AP: Rural Florida Panhandle avoids recession’s worst
PENSACOLA (AP) – Despite the economy, James Sellers’ industrial parts plant in the rural Florida Panhandle is doing well. He has 16 full-time employees, orders are up and the future looks reasonably good.
Sellers’ AUS Manufacturing in tiny Bonifay is a success story not often heard in a state that is a center for the recession that started with the real estate crisis. But it turns out that many areas in the slow-paced northern parts of Florida, polar opposites of boom-and-bust cities like Miami, are escaping the worst.
An Associated Press analysis shows that rural Panhandle counties with stable populations, dependable government jobs and no coast to overbuild condos on are doing better than places in the rest of the state.
The AP Economic Stress Index combines three indicators – unemployment, foreclosures and bankruptcies – to gauge how the recession has affected more than 3,000 counties in the United States. The higher the index’s number for a county, the worse the recession’s impact.
The average stress score for the six counties in the rural, northern Panhandle – Calhoun, Gadsden, Holmes, Jackson, Liberty and Washington – was 8.6 in April, compared to a statewide average of 11.56 and a national average of 9.7. Liberty County came in at 5.35 – the lowest in the state.
Despite the lower stress scores now, the region’s economy has lagged other parts of the state for decades. These counties have among the lowest per capita income in Florida. The per capita income in Liberty County is $22,831 compared to state per capita income of $39,070 in 2008, according to the Bureau of Economic Analysis.
Rick Harper, director of the University of West Florida’s Haas Center for Business Research, said the rural Panhandle counties scored so much lower than the rest of Florida largely because of the real estate market.
“Those counties did not participate in the housing boom. There wasn’t someone buying a home in Holmes or Liberty county for $200,000 in 2002 and selling it for $300,000 in 2006. There is not a second-home market up there and you didn’t see a lot of real estate speculation,” he said.
As Florida’s population and real estate market soared earlier this decade, the economy of the rural northern Panhandle counties remained mostly flat.

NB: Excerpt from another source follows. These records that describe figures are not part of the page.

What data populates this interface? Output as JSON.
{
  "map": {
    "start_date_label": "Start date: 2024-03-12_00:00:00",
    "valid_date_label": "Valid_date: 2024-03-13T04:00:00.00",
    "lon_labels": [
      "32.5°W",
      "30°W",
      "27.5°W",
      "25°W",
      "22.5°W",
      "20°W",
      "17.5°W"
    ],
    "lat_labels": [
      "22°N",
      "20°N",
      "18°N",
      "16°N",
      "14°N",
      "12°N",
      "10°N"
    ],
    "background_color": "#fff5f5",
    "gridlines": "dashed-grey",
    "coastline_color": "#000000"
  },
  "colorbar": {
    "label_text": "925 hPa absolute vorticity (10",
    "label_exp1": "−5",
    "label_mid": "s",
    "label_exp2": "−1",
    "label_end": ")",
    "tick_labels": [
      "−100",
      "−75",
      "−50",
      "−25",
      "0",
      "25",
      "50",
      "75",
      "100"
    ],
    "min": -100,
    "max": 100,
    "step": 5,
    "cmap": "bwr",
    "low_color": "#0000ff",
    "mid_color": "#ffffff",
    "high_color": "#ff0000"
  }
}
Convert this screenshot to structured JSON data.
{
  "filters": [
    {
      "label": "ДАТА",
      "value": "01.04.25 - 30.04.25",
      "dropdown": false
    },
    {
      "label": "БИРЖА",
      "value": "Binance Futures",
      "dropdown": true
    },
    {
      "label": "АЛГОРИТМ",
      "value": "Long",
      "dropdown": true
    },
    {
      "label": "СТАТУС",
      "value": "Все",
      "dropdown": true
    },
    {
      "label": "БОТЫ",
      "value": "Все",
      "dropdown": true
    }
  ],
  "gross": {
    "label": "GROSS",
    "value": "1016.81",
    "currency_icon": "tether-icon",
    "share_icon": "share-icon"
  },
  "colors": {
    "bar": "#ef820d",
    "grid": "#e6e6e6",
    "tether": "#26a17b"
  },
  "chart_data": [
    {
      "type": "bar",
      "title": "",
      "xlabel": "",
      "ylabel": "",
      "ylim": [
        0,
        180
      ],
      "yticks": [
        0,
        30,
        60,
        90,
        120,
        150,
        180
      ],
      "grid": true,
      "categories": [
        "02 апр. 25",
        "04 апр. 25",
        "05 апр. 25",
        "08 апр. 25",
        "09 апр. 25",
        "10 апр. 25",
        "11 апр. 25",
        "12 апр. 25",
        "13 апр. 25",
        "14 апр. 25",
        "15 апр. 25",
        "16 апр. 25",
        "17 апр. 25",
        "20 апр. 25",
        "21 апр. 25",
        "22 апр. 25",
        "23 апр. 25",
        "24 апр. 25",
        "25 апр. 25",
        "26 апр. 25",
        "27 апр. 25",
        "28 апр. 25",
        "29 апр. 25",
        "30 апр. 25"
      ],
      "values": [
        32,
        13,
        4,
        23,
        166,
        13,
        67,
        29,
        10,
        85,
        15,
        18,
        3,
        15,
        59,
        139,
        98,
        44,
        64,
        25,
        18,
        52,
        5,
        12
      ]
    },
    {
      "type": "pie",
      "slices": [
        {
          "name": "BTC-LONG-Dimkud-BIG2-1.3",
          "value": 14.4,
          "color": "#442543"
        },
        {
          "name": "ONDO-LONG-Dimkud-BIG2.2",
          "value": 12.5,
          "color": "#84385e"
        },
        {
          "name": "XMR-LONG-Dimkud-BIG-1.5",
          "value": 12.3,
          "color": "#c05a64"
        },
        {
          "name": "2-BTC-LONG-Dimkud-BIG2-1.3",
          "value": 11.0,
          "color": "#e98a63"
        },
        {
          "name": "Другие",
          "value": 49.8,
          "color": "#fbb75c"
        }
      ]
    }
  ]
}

Sellers and his partners opened their company in a manufacturing plant vacated when a textile factory where his mother had worked for 30 years closed in the early 1990s and laid off several hundred workers.
“The job picture here has been going down since the 1980s because of the machining competition overseas in the textile industry,” he said.
“People are still in trouble, they are cutting their spending and worried about their businesses,” he added.
Lifelong Liberty County resident and county economic development director Johnny Eubanks, 76, said the county’s low stress scores also has do with the region’s conservative values of spending less and remaining close to home.
“Our economy has been more of a level playing field all the way through the last few decades. We have a rural lifestyle here and people here tend to associate more with Georgia and Alabama,” he said.
Many residents in the county of 7,957 work in the nearby state prison and others commute to state jobs in Tallahassee. A Georgia Pacific wood processing plant is also a large employer.
Prisons are a dependable employer in Jackson County where the stress index is 7.68 and the population is 49,656, said Bill Stanton, the county’s longtime economic development director.
“We are second only to Leon County (Tallahassee) for state jobs. We have eight state correctional institutions and two federal correctional institutions. Even in a downturn, the prisons stay in business,” he said. “We are feeling the recession but we are blessed in not feeling it as much they are in coastal Florida and in the larger cities.”